Bisphosphonates are medicines that help prevent bone loss and make bones stronger. Bisphosphonates are most often prescribed for postmenopausal women. A study found a strong association between taking oral (pills taken by mouth) bisphosphonates and a lower risk of breast cancer: women who took oral bisphosphonates were more than 30% less likely to develop invasive breast cancer compared to women who didn't take them. These results were reported at the 2009 San Antonio Breast Cancer Symposium.
The oral bisphosphonates are:
- Fosamax (chemical name: alendronate)
- Actonel (chemical name: risedronate)
- Boniva (chemical name: ibandronate)
Researchers looked at the medical records of 10,000 women in the long-term study called the Women's Health Initiative (WHI). The researchers compared the medical histories of the 2,216 women taking an oral bisphosphonate when they enrolled in the WHI to women who didn't take a bisphosphonate.
Compared to women who didn't take a bisphosphonate, women who did take an oral bisphosphonate were:
- 30% less likely to be diagnosed with invasive hormone-receptor-positive breast cancer; this reduction in risk was significant, which means the difference was likely because of the bisphosphonate and not just due to chance
- 31% less likely to be diagnosed with invasive hormone-receptor-negative breast cancer; this reduction in risk also was significant
- 41% more likely to be diagnosed with non-invasive ductal carcinoma in-situ (DCIS)
The increased risk of DCIS is surprising. Researchers think this unexpected result might have happened because the bisphosphonate slowed DCIS from progressing to invasive cancer, so less invasive cancer was diagnosed but more non-invasive DCIS was diagnosed.
A second study looked at breast cancer risk in 4,575 postmenopausal women, some of whom took an oral bisphosphonate for 5 or more years. Women who took a bisphosphonate had a 28% to 34% lower risk of invasive breast cancer. These results are comparable to the WHI study results.
While oral bisphosphonates can be taken for a number of years to strengthen bones, these studies found that they lowered breast cancer risk mostly during the first year they were taken, not during later use.
The researches also reported that when breast cancer did develop in women who took an oral bisphosphonate, the cancer had characteristics associated with a more favorable prognosis: HER2-negative and estrogen-receptor-positive, for example.
These studies looked at oral bisphosphonates. Other bisphosphonates are given intravenously:
- Aredia (chemical name: pamidronate)
- Bonefos (chemical name: clodronate)
- Boniva (chemical name: ibandronate)
- Reclast and Zometa (chemical name: zoledronic acid)
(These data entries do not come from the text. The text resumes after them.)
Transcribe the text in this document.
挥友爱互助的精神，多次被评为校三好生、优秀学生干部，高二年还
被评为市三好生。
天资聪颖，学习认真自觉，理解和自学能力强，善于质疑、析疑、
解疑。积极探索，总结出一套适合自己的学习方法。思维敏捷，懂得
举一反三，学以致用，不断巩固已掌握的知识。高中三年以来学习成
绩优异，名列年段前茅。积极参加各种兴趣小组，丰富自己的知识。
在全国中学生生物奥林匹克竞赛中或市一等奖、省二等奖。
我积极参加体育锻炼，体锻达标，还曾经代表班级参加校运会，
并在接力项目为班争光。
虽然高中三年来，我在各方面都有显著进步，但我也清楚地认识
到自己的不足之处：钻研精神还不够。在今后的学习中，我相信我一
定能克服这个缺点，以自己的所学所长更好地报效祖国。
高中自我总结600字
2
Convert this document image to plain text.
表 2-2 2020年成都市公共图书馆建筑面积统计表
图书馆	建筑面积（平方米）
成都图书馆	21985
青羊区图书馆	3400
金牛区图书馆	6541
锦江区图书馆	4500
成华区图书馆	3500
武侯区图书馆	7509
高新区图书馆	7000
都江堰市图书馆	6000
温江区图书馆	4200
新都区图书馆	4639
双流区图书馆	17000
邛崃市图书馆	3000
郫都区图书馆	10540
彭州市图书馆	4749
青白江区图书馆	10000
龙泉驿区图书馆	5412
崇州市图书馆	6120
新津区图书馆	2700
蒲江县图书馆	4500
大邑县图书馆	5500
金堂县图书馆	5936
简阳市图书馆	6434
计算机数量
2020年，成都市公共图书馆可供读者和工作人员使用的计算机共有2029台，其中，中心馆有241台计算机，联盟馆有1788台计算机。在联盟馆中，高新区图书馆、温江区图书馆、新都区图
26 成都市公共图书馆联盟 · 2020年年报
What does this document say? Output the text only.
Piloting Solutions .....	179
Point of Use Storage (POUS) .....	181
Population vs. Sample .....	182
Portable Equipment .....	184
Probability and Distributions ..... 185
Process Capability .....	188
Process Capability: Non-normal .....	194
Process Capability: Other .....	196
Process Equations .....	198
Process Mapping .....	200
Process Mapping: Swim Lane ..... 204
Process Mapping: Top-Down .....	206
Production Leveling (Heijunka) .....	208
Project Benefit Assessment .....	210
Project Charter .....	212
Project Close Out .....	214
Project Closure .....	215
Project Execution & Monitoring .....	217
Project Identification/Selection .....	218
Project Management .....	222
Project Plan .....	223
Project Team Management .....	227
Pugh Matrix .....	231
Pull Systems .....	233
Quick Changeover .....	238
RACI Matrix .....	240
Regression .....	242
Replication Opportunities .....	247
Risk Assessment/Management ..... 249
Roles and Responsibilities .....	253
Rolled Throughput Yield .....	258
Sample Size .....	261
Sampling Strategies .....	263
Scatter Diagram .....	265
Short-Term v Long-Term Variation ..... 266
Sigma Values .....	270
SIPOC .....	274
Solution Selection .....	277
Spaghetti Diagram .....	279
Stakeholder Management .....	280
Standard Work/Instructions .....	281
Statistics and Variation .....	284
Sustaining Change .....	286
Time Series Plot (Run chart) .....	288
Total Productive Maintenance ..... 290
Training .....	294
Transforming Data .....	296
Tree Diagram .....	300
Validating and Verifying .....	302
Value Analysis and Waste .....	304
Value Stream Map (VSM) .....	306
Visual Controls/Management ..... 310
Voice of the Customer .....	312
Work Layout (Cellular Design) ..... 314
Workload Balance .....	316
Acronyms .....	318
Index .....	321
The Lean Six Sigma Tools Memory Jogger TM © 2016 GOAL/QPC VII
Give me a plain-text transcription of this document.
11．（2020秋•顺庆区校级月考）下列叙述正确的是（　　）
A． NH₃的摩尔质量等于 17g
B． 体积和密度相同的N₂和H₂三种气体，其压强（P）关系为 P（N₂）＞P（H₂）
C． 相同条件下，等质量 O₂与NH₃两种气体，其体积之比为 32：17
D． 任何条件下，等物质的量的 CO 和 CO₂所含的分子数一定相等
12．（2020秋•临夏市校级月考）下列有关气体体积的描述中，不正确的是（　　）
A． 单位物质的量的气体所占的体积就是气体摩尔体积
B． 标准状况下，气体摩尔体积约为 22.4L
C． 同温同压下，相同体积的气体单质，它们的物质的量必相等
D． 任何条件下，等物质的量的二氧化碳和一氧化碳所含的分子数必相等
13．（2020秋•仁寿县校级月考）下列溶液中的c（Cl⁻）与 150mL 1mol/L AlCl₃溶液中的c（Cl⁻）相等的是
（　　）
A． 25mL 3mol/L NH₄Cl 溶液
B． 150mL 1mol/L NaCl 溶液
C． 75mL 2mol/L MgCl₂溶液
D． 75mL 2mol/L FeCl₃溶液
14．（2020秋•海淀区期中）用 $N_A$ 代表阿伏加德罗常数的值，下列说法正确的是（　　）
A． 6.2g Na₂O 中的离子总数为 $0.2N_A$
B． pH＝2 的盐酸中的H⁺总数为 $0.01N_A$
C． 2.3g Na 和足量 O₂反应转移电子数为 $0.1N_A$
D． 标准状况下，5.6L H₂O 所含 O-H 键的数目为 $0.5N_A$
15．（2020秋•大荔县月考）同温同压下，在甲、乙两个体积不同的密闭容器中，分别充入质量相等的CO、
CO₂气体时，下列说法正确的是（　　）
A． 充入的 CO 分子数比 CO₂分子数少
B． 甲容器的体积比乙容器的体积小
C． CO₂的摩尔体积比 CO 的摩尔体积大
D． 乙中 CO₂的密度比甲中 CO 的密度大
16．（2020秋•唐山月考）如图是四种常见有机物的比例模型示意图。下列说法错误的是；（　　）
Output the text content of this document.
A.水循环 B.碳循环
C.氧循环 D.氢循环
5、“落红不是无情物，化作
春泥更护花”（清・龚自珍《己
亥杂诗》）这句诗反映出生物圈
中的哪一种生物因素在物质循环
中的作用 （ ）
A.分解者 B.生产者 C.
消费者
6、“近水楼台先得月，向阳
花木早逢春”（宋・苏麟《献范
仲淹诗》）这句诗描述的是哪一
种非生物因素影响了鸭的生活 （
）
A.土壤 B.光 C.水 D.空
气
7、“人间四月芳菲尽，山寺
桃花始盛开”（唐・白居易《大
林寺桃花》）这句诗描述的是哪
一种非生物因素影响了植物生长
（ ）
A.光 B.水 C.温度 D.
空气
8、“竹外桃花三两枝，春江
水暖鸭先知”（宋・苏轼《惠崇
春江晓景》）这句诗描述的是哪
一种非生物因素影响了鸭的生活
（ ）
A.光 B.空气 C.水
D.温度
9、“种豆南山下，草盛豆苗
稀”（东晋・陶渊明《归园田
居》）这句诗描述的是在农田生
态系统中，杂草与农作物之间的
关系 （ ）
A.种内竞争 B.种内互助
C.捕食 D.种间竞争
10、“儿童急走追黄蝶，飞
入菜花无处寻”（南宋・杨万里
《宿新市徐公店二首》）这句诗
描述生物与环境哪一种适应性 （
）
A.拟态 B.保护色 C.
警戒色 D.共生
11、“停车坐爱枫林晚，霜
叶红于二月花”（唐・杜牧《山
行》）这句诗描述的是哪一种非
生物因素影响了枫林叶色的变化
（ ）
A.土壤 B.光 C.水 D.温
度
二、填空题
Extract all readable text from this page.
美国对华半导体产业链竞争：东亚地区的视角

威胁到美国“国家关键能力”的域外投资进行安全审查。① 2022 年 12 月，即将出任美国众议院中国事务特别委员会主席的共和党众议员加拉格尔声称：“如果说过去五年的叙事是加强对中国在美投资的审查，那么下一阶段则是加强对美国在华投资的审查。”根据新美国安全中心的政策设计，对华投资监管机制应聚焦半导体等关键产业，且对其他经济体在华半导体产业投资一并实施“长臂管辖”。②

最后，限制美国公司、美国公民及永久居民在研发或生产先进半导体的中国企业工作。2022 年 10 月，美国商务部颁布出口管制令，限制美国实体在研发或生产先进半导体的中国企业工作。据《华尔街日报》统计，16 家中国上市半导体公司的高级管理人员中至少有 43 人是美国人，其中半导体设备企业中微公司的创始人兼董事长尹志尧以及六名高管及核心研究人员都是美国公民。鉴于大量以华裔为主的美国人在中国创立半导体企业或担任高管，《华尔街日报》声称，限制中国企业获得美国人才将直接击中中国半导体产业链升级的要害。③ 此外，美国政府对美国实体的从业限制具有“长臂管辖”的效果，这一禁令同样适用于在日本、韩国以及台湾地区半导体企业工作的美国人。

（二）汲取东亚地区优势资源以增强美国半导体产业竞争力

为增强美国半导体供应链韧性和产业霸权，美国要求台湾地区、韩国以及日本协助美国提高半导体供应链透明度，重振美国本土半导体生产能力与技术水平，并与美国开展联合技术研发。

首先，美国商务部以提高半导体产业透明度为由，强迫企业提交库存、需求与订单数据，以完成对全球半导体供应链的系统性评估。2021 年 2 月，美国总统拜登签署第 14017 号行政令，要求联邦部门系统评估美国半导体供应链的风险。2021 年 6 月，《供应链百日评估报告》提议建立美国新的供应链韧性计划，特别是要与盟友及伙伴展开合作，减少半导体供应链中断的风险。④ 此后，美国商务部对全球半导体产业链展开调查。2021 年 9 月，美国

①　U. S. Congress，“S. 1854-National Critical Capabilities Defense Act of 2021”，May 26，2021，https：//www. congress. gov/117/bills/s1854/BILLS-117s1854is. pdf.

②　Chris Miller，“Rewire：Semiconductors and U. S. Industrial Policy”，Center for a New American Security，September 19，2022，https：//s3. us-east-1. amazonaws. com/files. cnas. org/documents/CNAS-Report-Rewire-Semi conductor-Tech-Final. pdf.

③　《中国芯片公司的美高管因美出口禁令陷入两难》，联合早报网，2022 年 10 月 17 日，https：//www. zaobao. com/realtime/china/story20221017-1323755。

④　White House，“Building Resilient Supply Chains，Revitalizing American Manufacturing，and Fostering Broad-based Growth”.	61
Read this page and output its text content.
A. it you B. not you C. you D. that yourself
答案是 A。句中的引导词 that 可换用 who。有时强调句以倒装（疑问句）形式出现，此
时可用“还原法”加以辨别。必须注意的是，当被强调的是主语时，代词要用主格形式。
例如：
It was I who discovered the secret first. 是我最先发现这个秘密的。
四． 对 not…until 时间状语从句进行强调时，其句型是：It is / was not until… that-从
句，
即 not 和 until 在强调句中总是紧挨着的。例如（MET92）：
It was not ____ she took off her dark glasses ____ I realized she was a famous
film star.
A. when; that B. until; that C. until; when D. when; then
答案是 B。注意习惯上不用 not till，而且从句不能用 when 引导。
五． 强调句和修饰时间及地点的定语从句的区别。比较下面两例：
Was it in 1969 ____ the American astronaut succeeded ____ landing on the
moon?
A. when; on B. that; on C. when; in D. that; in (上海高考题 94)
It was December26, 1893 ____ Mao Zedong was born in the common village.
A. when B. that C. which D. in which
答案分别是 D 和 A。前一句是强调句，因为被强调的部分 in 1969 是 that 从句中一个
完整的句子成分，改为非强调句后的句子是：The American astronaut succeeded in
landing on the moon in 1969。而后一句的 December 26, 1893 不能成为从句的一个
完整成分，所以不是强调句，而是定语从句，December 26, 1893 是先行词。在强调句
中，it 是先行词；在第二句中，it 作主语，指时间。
These intravenous bisphosphonates weren't included in the studies reviewed here, but it's likely that they also can lower breast cancer risk.
If you're a postmenopausal woman, your doctor may recommend a bisphosphonate to strengthen your bones or treat osteoporosis. These results and other research suggest that a bisphosphonate can lower your risk of developing invasive breast cancer in addition to improving bone health. Bisphosphonates need to be taken in a specific way and may cause serious side effects, so make sure you and your doctor discuss how to take the medicine.
Editor's note: In August 2014, two randomized studies found that 3 to 4 years of treatment with either Fosamax (chemical name: alendronate sodium) or intravenous zoledronic acid doesn’t seem to reduce breast cancer risk in postmenopausal women who’ve been diagnosed with osteoporosis. While these results are disappointing, the researchers said that more studies looking at breast cancer risk and bisphosphonates in women who don’t have osteoporosis should be done. It may be that bisphosphonates help reduce risk in women with strong bones.